There is now no mention of DDR assets in the about Sierra the company section, always has one eye of the other asset the Cdc7 they have had for for god knows how long in pre-clinical and ever wondered that SRA737 could become like that, just held, the answer is we can speculate all we want that Gilead want SRRA because of SRA737 none of us know what is going on, I want to see a more of a link between Gilead/SRRA and SRA737 as haven’t seen anything yet, sure there could be some rationale for doing but SRRA was testing SRA with Mercks PD-L1 at the MD Anderson and I thought they were the interested party as was on the slides at ASCO, and Nick stated that they were speaking to a big immunetherepy company last year, but noting since that, I think Gilead give MOME back to SRRA as they couldnt do much with it and if SRRA could make it commercial then for Gilead to get something out of it rather than shelved would be much better financially!

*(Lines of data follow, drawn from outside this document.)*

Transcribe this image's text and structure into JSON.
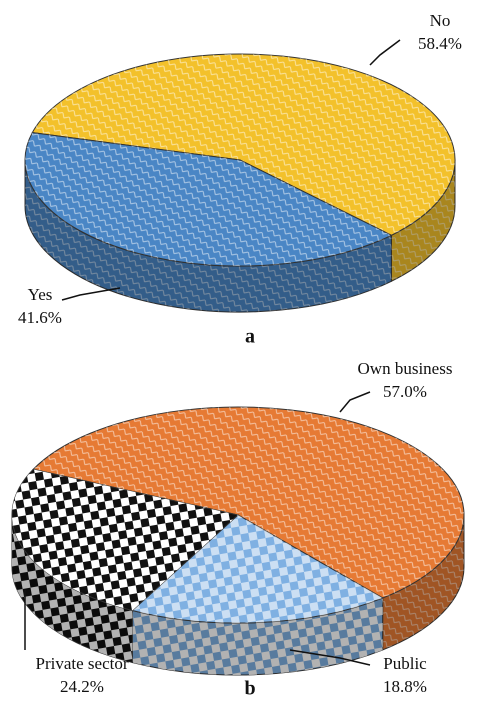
{
  "chart_data": [
    {
      "type": "pie",
      "title": "a",
      "categories": [
        "No",
        "Yes"
      ],
      "values": [
        58.4,
        41.6
      ],
      "value_labels": [
        "58.4%",
        "41.6%"
      ],
      "colors": [
        "#f3c12b",
        "#4a86c5"
      ]
    },
    {
      "type": "pie",
      "title": "b",
      "categories": [
        "Own business",
        "Public",
        "Private sector"
      ],
      "values": [
        57.0,
        18.8,
        24.2
      ],
      "value_labels": [
        "57.0%",
        "18.8%",
        "24.2%"
      ],
      "colors": [
        "#e67a34",
        "#7fb0e2",
        "#111111"
      ]
    }
  ]
}
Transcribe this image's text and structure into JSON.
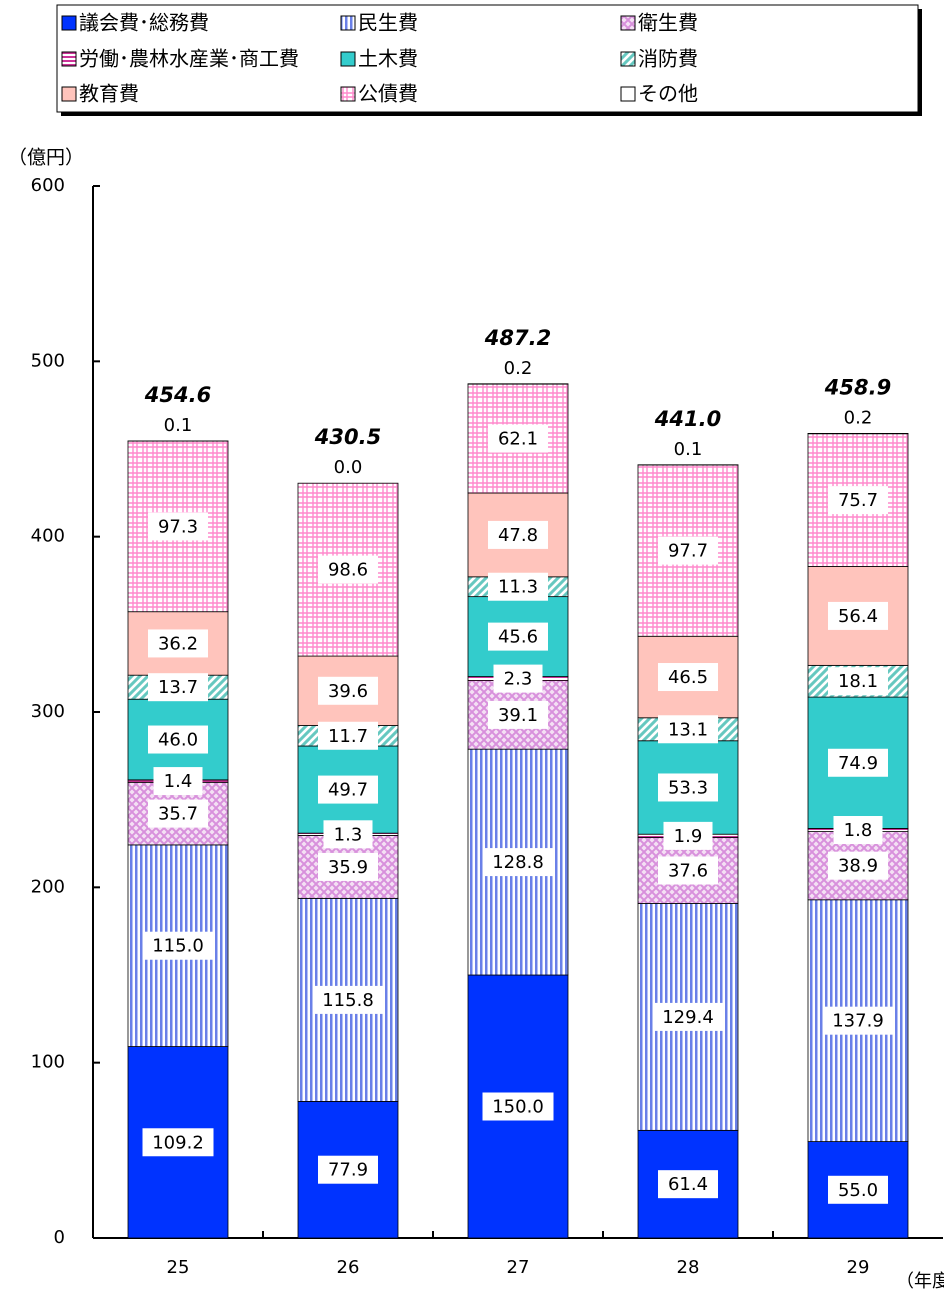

Basically SRRA have had enough time to arrange the progression of SRA737 but nothing not even an update on anything to do with SRA737 it has been the same since last year “seeking non-dilutive partner” the only change is now they have dropped completely as it dosnt even exists, I don’t get it and don’t have enough information too second guess, the ICR will need the money as they have a new Cancer Research Center to fund the end of it £10m I think the article said, and them pushing the DNA polymerase test which there is an article about this and Paul Workman, Michelle Garret going back to 2017/2018 so why now issue the research recently, is it a public push to SRRA?
I would think that in business you have to get blood on your hands and start rattling the saber, but unfortunately I don’t think ICR are like this which are a clinical payed for by grants/charity and are not a business entity so I don’t think they are savvy in such, I really don’t know what’s going on but SRRA could always play the Covid19 card why they are not progressing now and can’t see anything short term unfortunately!